Natural gas, a so-called bridge fuel, has put together a mini-rally in February from the Arctic-like conditions that have blanketed many parts of the United States. However, industry observers aver that the energy commodity is a long-term play since many economies, particularly China’s, are transitioning to natural gas to power their countries. The $3-per-million British thermal units (btu) price might seem like a discount now compared to where it could be heading over the next five years.
Soybeans surged to a seven-year high of $14. Corn is flirting with an eight-year high of $6. Wheat recently reached a seven-year high of $6.93. Agricultural commodities are climbing on a broad array of factors: the weather in South America, countries instituting export restrictions to curb domestic prices, and inadequate production levels in the United States. But the most significant aspect is Chinese demand, skyrocketing over the last nine months, as the country attempts to refill its strategic reserves. The latest U.S. Department of Agriculture (USDA) World Agricultural Supply and Demand Estimates (WASDE) report anticipates that Beijing is not finished – and producers are having a tough time satisfying this ferocious demand.
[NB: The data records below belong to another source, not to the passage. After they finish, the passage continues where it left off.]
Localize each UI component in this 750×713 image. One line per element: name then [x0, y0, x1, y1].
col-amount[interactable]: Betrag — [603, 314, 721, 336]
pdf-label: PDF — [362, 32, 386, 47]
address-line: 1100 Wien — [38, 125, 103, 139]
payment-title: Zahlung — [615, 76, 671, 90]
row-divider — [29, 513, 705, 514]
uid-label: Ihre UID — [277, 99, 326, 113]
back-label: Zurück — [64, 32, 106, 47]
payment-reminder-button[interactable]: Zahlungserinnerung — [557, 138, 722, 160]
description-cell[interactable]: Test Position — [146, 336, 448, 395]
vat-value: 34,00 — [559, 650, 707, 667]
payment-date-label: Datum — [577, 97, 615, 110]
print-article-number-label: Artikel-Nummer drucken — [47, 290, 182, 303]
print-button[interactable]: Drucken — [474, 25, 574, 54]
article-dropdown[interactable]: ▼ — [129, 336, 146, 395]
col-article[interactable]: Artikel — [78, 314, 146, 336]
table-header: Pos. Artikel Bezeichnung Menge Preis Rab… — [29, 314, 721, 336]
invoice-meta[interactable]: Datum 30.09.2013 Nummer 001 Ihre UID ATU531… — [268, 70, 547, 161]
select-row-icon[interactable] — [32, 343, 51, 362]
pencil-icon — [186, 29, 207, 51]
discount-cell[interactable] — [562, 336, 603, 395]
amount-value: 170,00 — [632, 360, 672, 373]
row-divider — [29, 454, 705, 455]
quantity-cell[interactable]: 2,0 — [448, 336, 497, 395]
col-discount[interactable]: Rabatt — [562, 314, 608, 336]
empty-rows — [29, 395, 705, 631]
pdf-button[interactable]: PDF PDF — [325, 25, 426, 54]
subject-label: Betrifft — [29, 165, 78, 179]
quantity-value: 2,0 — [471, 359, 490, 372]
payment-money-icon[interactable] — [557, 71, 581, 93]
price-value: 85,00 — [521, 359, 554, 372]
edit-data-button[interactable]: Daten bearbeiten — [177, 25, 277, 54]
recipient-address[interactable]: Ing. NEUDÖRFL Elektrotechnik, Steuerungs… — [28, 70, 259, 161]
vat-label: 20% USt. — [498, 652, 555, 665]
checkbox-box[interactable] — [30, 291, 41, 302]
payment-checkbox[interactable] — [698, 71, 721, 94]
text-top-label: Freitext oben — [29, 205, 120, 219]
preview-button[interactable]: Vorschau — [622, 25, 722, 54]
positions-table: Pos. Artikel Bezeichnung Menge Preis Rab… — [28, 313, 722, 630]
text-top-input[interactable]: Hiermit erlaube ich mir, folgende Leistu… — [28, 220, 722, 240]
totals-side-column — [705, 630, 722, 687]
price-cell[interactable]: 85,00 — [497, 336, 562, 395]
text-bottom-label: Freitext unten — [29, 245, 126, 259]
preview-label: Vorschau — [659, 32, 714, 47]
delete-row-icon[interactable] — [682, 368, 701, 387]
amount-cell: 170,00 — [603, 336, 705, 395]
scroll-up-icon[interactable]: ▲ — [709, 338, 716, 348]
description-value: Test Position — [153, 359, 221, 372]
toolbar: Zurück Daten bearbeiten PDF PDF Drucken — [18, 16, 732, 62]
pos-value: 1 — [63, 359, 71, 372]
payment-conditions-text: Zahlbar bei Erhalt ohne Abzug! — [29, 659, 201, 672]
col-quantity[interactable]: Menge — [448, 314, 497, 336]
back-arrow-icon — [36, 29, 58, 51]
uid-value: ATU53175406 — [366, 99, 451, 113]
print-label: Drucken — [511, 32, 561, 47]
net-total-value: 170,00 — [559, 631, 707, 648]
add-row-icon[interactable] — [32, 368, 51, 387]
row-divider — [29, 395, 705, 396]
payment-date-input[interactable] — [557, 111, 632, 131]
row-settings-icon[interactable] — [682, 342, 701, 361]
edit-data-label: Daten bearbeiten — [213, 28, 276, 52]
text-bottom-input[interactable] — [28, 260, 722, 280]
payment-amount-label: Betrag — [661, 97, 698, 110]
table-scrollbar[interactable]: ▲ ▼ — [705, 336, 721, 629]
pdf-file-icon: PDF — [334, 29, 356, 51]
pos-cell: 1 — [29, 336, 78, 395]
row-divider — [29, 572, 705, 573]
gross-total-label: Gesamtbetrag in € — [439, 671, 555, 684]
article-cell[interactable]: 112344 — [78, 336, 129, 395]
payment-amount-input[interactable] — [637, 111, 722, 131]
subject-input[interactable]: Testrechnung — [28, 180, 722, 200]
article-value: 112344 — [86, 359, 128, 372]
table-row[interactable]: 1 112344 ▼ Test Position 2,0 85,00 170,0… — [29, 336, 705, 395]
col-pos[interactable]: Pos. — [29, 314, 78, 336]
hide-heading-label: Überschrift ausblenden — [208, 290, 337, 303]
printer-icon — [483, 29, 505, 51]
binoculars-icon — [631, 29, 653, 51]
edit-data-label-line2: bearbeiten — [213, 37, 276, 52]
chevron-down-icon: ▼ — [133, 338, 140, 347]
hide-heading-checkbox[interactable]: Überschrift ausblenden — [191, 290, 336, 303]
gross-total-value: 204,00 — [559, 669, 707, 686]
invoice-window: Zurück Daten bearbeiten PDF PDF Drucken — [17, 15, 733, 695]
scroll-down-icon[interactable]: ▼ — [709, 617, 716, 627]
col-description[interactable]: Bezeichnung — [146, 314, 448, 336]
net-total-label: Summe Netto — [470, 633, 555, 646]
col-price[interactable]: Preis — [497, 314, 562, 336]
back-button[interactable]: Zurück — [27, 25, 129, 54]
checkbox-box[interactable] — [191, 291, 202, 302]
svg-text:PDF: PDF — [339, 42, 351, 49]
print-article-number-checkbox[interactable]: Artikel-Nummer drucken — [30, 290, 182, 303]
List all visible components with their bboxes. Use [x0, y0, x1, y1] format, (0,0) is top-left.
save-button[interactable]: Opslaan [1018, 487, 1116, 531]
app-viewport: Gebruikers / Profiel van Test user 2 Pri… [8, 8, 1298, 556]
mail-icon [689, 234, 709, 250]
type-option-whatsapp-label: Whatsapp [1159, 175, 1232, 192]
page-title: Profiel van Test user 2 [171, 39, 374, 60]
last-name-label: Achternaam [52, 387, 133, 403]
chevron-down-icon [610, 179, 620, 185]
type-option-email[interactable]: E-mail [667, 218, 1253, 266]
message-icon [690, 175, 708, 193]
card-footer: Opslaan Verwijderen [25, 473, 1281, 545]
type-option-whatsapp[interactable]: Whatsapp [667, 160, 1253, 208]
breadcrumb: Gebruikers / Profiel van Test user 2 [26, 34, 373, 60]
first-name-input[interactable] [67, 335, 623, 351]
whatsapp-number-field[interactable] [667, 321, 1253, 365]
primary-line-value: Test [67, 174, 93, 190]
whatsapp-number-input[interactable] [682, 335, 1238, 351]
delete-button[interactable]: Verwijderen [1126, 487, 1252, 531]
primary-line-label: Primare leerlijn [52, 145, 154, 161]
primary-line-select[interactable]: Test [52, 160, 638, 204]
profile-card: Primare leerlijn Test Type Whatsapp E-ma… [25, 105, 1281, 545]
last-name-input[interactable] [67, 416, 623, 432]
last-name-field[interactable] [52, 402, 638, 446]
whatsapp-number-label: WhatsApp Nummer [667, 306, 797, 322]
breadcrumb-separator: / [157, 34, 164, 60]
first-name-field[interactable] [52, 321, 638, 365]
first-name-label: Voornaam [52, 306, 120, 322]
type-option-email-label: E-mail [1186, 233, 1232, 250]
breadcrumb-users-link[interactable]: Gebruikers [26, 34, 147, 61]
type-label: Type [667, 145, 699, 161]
Headlines in the metals market are routinely dominated by gold. But while gold is forecast to retest $2,000 this year, it is the industrial metals that are soaring. Copper is testing a ten-year high of $4. Platinum is homing in on $1,400, while palladium is targeting $2,500. Silver is projected to rise to $33 sometime this year due to stronger investment and industrial demand. JPMorgan analysts noted that the boom in metals could also be a result of “unintended consequences” in the fight against climate change since they are necessary to construct renewable energy infrastructure, batteries, and electric vehicles.
Life Is Expensive
Following last month’s two-day Federal Open Market Committee (FOMC) meeting, Fed Chair Jerome Powell dismissed inflation concerns, revealing that “we’d welcome higher inflation.” But his lackadaisical view of inflation is contradictory to that of many of his colleagues, some of whom have encouraged the public to get used to higher price inflation. Financial markets are pricing in a higher cost of living, commodity prices are skyrocketing, and governments worldwide are spending and printing at levels unseen before. These conditions could make the 1970s look like a period of deflation.